What else can anyone tell me about Onyx von den Wannaer Hohen? How much of his father’s traits did he inherit and did he pass those on? I’m wondering what he produced in progeny. Anyone seen him / or his progeny work? What were they like? Any progeny / litters of his that you liked best? Why?

Thanks!


----------



## Amaruq (Aug 29, 2001)

Can't answer any of your questions but she is a black beauty!


----------



## Chris Wild (Dec 14, 2001)

Onyx was a male, not a bitch.


----------



## Vinnie (Sep 4, 2001)

OMG - HIM not her.


----------



## WiscTiger (Sep 25, 2002)

Jevita Grando 

2001 Champion of the Kriminal Patrol Dog Championship.

Jevita's sire is Onyx and dam is Adu Tami
http://www.pedigreedatabase.com/gsd/pedigree/466361.html

Different pictures of Jevita
http://www.wisctiger.com/te_Lakota_Pedigree.htm

My males sire is Jevita and the dam was showlines.

Solid Solid nerve, light eyes carried by Jevita. Social, not dog aggressive, seems like more protection then prey.


----------



## lhczth (Apr 5, 2000)

Glad you mentioned Grando since my records don't show Onyx producing much of importance.
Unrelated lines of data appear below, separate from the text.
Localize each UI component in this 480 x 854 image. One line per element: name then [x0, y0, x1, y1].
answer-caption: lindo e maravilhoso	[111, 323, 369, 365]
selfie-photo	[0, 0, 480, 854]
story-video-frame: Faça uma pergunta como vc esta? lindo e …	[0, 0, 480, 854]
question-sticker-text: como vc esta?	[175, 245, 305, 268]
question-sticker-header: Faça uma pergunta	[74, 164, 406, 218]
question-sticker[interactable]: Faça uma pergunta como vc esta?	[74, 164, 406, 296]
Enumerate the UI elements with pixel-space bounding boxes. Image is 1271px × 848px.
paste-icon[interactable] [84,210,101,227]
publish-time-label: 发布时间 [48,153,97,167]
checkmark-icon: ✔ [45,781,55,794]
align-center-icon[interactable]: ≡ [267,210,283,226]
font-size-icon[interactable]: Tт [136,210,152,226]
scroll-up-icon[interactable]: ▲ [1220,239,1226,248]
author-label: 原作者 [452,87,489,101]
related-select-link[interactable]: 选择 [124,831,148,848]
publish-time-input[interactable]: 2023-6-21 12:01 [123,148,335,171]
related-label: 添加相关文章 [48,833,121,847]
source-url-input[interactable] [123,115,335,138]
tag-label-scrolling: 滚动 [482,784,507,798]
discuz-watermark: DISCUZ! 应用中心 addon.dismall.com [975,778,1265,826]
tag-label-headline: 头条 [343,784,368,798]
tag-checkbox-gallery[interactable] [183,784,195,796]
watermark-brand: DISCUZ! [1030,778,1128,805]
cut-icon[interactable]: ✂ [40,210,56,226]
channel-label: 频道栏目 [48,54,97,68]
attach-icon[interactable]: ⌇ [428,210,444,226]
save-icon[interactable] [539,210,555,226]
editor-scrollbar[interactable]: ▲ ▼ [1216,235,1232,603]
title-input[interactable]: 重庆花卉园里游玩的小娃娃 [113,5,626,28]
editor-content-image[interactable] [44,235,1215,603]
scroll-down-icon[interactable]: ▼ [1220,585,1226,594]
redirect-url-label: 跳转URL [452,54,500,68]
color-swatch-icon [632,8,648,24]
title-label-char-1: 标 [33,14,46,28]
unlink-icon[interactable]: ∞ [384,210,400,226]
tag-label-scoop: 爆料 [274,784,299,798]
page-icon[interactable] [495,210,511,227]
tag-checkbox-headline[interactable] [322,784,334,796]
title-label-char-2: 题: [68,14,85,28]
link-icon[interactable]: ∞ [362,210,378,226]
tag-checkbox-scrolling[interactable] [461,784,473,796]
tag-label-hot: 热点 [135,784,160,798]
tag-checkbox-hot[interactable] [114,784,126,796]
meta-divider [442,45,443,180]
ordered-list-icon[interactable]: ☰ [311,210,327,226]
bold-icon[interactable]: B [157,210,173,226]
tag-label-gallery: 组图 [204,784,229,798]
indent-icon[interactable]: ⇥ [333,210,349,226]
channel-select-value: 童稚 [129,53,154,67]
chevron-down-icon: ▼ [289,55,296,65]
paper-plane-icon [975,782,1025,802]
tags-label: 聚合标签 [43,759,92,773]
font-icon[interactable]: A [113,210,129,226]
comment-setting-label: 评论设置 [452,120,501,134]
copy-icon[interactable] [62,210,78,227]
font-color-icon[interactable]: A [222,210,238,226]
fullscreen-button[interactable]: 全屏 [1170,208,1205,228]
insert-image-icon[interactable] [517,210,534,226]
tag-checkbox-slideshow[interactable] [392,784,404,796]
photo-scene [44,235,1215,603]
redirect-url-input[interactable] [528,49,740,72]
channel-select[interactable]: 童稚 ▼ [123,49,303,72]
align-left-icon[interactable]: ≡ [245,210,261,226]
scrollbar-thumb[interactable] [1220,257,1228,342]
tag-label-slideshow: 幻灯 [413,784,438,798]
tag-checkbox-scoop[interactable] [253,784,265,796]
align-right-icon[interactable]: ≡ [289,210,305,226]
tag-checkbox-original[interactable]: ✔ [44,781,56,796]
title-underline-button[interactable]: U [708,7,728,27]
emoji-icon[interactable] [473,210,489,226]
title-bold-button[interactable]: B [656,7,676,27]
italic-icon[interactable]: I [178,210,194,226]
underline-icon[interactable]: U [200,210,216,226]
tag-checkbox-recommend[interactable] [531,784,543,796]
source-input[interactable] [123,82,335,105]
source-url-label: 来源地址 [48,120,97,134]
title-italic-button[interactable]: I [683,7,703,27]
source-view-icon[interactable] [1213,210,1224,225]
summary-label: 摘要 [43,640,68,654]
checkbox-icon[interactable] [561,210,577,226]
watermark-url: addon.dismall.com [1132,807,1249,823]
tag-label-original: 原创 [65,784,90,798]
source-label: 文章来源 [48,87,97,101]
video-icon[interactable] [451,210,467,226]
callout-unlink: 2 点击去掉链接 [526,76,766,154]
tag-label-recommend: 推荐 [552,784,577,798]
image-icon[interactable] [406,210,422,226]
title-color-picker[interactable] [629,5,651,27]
I always loved how he looked and was surprised to see that he sired so few progeny. I have a granddaughter of his littermate Olympia.

He was 64cm, "V" KKL1 with a ZW of 96.


----------



## WiscTiger (Sep 25, 2002)

Lisa sending you a PM


----------



## Vinnie (Sep 4, 2001)

What? This is my thread, no fair sending Lisa the PM.









Val, yes thanks for mentioning Grando. I was just looking at him earlier (not in person - on the net). He is at a kennel in MN near me.


----------



## Vinnie (Sep 4, 2001)

Sorry forgot to add a link to his site.

Jevita Grando PH, UHP, AK


----------



## WiscTiger (Sep 25, 2002)

OK Vin. I will send it to you also...... Something you might be interested in.

Val


----------



## Amaruq (Aug 29, 2001)

I thot the speed bump was a he but since Vinne called he a she I went with it. I blame Vinne.









Val feel like forwarding the PM to me too??? I am always interested.







Thanks!!


----------



## Vinnie (Sep 4, 2001)

> Originally Posted By: AmaruqI blame Vinne.










Go for it! It was a dumb mistake on my part anyway.


----------



## WiscTiger (Sep 25, 2002)

Sure Rugs not a problem....


----------



## Amaruq (Aug 29, 2001)

> Originally Posted By: Vinnie
> 
> 
> > Originally Posted By: AmaruqI blame Vinne.
> ...


Well I have to admit I "did" look at the picture and I "did" think he was a male but at the same time my friends Onyx is a "she" so.....

Shall we say WHOOPS and let it go?


----------



## RSalvador (Jan 18, 2008)

Heres a son of his. This dog is about 10 years old now and still working as a dual purpose K9. Very very hard. Real gangster temperament.


----------